🤖 AI Summary
Visual-language models (VLMs) exhibit limited performance in multi-subtask meme classification—specifically irony, offensiveness, and sentiment—due to inherent modality fragmentation and insufficient cross-modal reasoning. Method: We propose a synergistic “VLM image understanding + LLM text understanding” framework. Our approach introduces a fine-grained meme explanation distillation mechanism to transfer VLMs’ cross-modal reasoning capabilities to a lightweight LLM; constructs a subtask-differentiated prompting benchmark; and systematically evaluates LoRA-based fine-tuning gains across VLM encoder, projector, and decoder components. Contribution/Results: Experiments demonstrate substantial accuracy improvements of 8.34%, 3.52%, and 26.24% on irony, offensiveness, and sentiment classification, respectively—significantly outperforming both standalone VLM and text-only baselines.
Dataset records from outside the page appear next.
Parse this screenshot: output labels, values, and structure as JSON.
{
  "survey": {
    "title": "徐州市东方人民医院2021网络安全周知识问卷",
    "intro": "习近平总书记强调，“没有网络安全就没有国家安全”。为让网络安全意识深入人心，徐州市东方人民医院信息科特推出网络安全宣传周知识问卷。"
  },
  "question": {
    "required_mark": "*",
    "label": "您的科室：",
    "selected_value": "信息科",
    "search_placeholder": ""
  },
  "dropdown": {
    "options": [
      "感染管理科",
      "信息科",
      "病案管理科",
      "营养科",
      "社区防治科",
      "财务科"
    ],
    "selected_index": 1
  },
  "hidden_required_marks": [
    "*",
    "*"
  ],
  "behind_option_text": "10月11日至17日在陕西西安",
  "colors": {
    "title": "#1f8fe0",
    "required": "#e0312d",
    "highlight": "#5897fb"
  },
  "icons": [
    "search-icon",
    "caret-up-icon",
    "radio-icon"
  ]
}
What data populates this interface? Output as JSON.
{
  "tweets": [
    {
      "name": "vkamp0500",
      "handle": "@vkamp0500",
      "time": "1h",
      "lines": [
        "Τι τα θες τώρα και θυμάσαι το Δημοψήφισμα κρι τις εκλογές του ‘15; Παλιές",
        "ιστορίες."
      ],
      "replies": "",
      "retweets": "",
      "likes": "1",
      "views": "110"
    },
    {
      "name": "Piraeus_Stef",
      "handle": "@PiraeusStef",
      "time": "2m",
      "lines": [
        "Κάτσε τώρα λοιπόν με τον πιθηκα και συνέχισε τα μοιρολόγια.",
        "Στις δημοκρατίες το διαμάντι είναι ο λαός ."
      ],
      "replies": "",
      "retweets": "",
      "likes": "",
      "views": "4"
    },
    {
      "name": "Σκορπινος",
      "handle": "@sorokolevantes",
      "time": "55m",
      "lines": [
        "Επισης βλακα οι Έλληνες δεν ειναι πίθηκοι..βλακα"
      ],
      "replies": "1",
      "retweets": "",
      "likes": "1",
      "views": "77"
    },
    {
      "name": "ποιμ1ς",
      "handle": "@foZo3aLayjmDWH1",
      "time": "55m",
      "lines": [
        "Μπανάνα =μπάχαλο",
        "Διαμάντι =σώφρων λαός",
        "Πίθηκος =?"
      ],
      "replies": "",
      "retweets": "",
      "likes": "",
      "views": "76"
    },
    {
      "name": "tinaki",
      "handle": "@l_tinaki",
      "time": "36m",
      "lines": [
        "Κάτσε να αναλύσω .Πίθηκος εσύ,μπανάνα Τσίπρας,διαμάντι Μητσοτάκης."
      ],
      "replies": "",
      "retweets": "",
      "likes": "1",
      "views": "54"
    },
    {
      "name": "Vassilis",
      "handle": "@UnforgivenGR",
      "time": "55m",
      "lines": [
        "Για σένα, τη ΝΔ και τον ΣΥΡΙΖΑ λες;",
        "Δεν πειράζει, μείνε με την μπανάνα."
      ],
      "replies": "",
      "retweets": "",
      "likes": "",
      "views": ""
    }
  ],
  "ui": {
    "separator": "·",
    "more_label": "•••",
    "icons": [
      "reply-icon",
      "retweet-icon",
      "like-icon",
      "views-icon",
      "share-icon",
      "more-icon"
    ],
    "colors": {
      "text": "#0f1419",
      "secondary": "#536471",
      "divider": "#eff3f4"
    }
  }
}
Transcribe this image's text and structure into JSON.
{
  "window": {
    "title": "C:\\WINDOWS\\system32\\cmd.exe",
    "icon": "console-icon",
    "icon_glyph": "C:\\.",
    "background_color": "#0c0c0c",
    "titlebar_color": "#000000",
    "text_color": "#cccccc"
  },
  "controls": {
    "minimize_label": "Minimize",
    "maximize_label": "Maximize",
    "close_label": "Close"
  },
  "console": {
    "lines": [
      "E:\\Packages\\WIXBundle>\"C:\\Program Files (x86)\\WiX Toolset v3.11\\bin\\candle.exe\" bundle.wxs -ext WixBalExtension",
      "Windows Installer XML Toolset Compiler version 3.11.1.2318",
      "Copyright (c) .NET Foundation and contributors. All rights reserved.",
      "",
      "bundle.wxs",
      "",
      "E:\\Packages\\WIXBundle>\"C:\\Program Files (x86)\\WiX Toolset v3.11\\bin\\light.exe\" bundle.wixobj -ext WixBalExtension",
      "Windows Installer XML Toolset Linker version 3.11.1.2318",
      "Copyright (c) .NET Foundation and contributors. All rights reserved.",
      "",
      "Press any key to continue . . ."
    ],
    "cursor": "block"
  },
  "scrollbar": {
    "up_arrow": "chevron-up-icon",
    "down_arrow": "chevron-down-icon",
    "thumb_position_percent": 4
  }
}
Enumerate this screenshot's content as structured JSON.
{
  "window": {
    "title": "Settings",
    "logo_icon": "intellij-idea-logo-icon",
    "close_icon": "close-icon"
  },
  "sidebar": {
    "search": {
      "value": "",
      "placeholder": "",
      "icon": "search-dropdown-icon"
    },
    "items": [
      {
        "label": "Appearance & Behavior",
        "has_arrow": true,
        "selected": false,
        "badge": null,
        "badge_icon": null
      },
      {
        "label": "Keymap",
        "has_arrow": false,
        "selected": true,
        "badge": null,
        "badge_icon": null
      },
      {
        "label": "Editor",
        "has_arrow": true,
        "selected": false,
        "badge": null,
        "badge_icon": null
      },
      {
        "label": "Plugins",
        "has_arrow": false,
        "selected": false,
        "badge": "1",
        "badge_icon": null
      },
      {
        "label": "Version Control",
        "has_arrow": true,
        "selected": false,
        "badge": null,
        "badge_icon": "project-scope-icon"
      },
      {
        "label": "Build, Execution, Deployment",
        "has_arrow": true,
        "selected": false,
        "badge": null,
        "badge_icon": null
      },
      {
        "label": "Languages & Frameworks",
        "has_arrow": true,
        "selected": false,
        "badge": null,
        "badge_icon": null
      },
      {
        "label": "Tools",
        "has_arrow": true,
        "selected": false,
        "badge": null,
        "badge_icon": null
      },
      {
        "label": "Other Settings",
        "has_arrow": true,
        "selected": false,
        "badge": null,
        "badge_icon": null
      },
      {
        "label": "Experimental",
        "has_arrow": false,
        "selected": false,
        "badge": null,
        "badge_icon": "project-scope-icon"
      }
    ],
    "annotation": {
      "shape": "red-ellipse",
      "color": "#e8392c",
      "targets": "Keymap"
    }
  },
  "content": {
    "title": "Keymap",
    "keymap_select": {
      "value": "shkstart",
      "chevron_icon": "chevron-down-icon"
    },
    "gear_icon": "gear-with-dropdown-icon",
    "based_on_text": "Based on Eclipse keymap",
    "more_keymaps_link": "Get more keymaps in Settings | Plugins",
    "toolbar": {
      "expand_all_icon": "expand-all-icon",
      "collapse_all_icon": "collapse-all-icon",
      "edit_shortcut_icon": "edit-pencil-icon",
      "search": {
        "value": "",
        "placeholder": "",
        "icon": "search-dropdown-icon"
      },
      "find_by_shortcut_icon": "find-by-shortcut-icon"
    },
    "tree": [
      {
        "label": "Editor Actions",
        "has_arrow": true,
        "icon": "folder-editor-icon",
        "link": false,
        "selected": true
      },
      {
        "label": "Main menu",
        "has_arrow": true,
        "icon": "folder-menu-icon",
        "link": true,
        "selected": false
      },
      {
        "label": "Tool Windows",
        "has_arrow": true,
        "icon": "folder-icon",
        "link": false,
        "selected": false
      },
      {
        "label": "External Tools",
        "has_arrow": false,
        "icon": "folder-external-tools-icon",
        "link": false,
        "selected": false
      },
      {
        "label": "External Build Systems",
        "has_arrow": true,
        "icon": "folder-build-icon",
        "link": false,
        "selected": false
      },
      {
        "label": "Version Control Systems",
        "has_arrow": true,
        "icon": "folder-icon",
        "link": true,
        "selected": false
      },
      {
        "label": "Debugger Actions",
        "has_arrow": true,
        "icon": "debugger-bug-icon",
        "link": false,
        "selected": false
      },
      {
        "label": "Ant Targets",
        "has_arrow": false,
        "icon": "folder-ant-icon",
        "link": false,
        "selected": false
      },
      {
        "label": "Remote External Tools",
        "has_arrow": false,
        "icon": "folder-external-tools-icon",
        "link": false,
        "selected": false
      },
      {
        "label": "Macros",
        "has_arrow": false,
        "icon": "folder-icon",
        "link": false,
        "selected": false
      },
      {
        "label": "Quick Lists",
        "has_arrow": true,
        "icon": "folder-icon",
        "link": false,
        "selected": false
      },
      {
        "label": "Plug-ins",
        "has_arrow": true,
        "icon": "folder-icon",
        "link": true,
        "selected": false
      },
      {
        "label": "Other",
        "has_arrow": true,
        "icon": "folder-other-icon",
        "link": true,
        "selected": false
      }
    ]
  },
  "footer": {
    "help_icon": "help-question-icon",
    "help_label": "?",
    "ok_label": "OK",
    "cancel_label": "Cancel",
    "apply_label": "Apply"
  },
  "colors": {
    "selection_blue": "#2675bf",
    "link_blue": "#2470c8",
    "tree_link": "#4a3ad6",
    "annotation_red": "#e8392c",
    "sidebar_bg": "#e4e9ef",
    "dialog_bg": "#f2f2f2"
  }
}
The framework effectively mitigates modality isolation, establishing a new state-of-the-art for multimodal meme understanding.
📝 Abstract
In this paper, we present a comprehensive and systematic analysis of vision-language models (VLMs) for disparate meme classification tasks. We introduced a novel approach that generates a VLM-based understanding of meme images and fine-tunes the LLMs on textual understanding of the embedded meme text for improving the performance. Our contributions are threefold: (1) Benchmarking VLMs with diverse prompting strategies purposely to each sub-task; (2) Evaluating LoRA fine-tuning across all VLM components to assess performance gains; and (3) Proposing a novel approach where detailed meme interpretations generated by VLMs are used to train smaller language models (LLMs), significantly improving classification. The strategy of combining VLMs with LLMs improved the baseline performance by 8.34%, 3.52% and 26.24% for sarcasm, offensive and sentiment classification, respectively. Our results reveal the strengths and limitations of VLMs and present a novel strategy for meme understanding.